Teaching also sharpens decision-making. When you regularly experience the instructional environment, you begin to design programs differently. You stop asking what sounds innovative and start asking what will actually work during a single class period with real students, real constraints, and real learning needs. That shift moves leadership from theoretical to practical, from abstract to applied.
For leaders working with Deaf and Hard-of-Hearing students, this prominently is especially important. Many educational structures were not designed with DHH learners in mind. This means leaders cannot assume systems function equitably just because they function effectively. The only reliable way to evaluate whether structures truly serve students is to witness them in action.
Classroom presence also changes how educators respond to leadership. When teachers know you still teach, conversations become more collaborative and less hierarchical. Feedback carries different weight because it’s grounded in shared experience rather than position authority. Trust grows when leadership demonstrates it still understands the realities classroom teachers navigate daily.
There is a persistent myth that leadership requires choosing between systematic impact and student-level connection. In practice, the strongest leaders refuse that choice. They operate in both spaces. They design systems informed by the classroom and support classrooms strengthened by intentional systems. They aren’t competing priorities; they are mutually reinforcing each other.
Continuing to teach isn’t about holding onto a former role. It’s about maintaining clarity. Classrooms are the only place where strategy meets reality in real time. They are where assumptions are tested, decisions are validated, and priorities are clarified.

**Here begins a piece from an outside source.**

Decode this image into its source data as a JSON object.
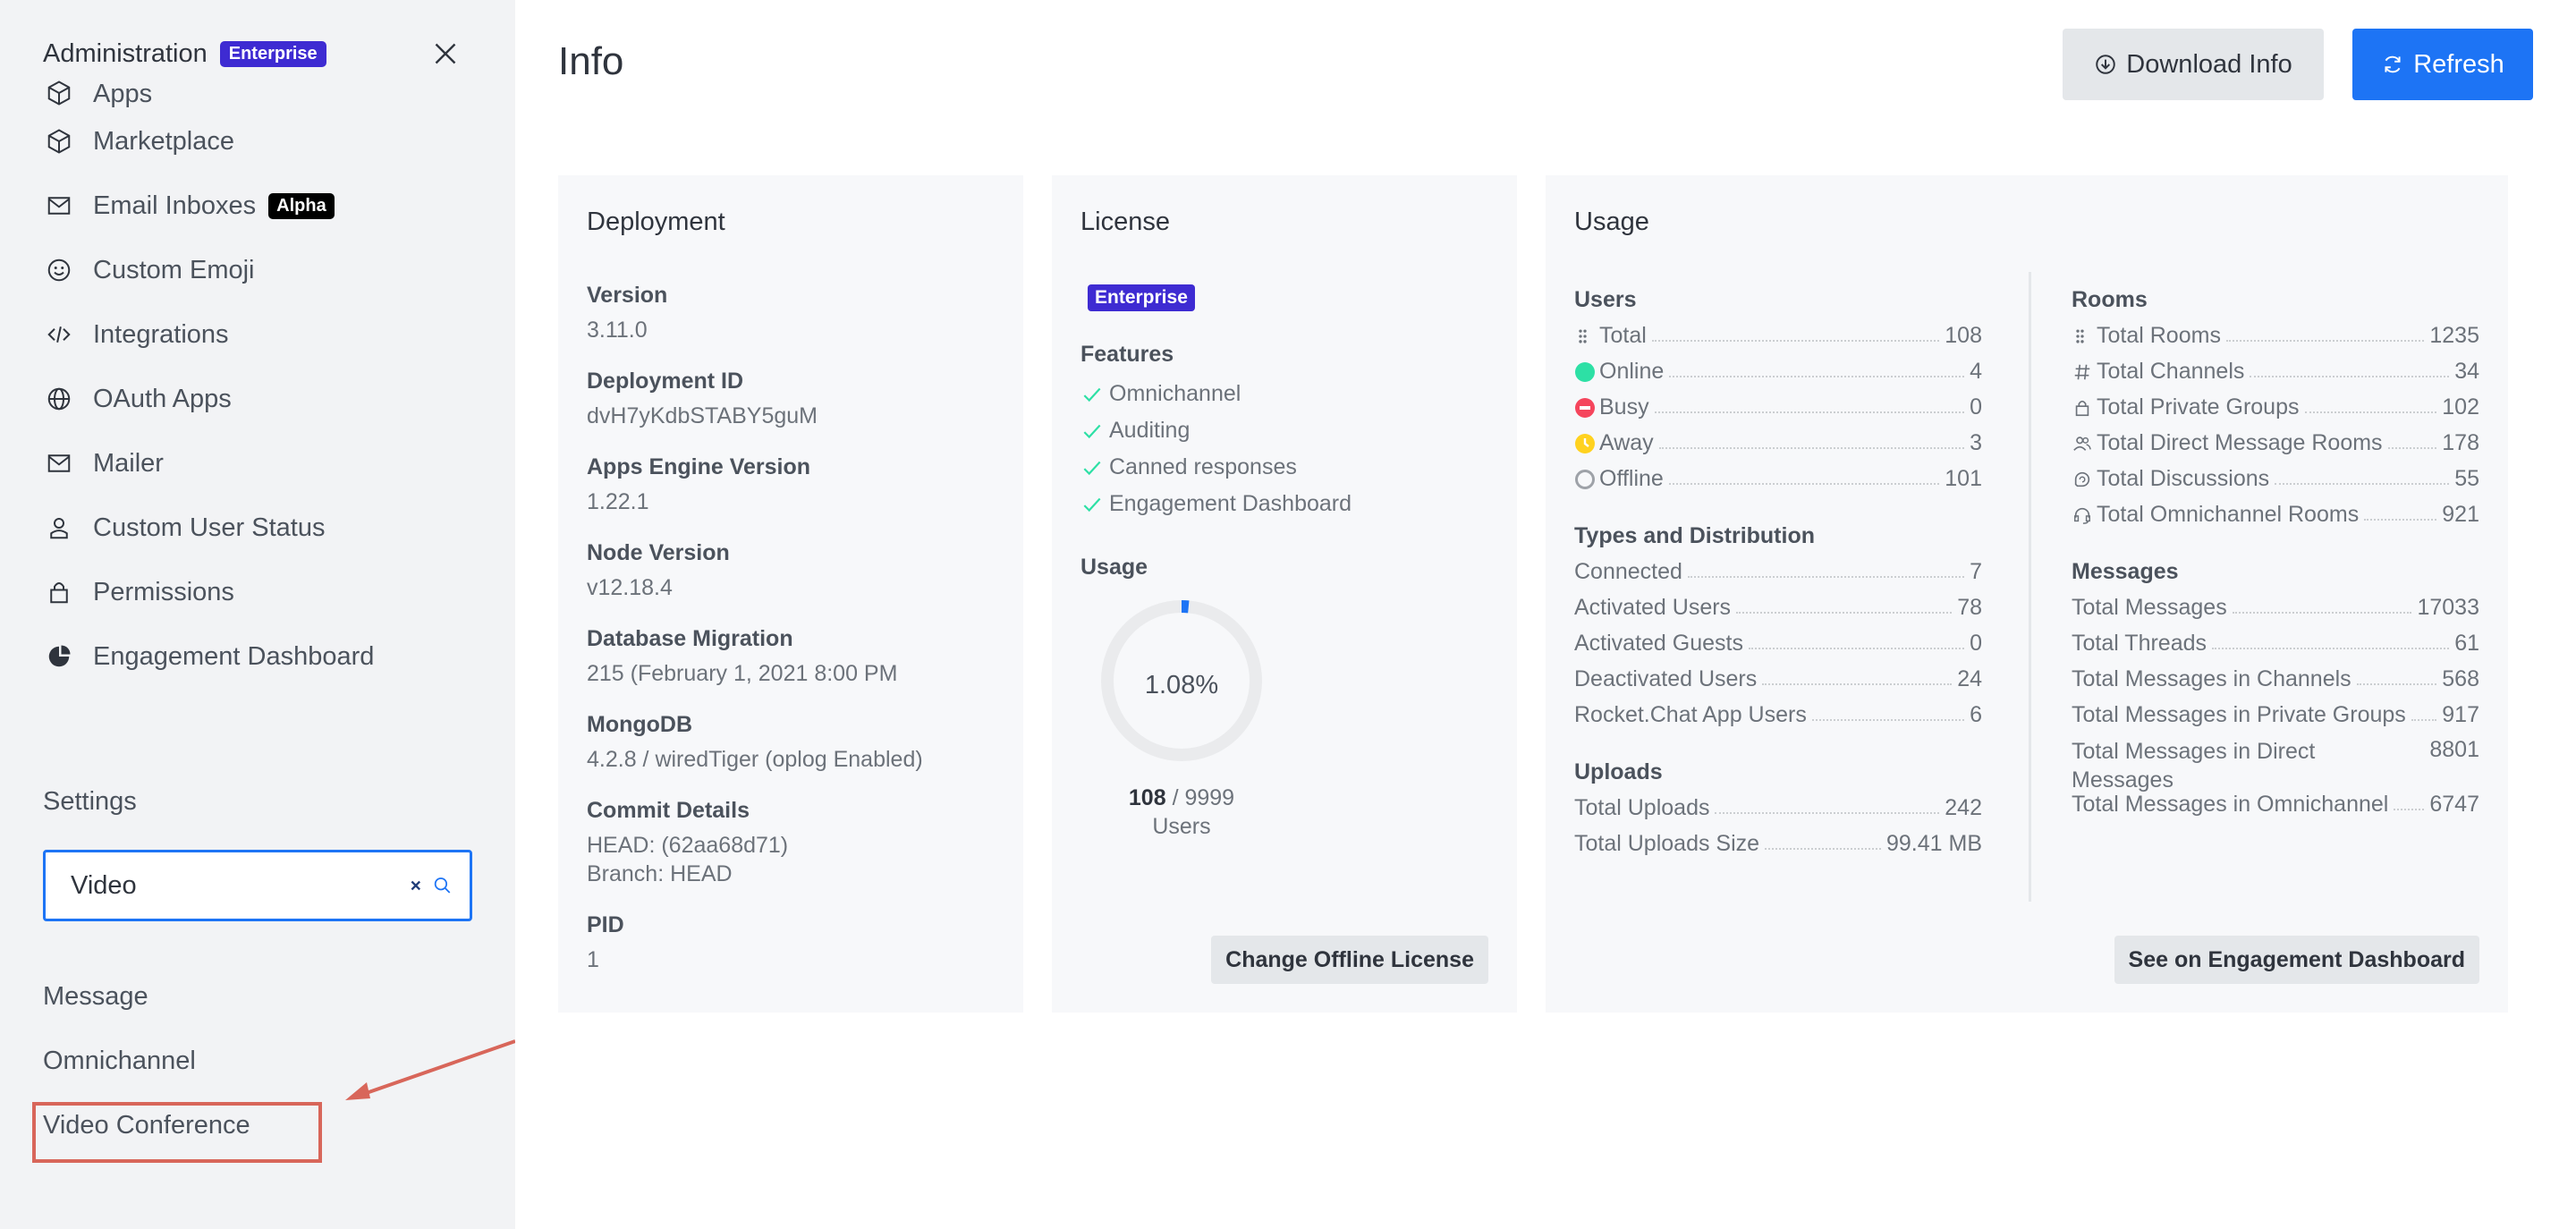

At its core, teaching keeps me aligned with my purpose. I didn’t enter this role to manage systems for the sake of systems. I entered it to impact students’ lives.
I often ask myself a simple question: “Would I feel comfortable explaining this decision to my students?”
If the answer is no, the decision needs more work.
I still teach because it makes me a better leader. And as long as I’m responsible for shaping programs, I want to stay close to where those futures are formed, in the classroom.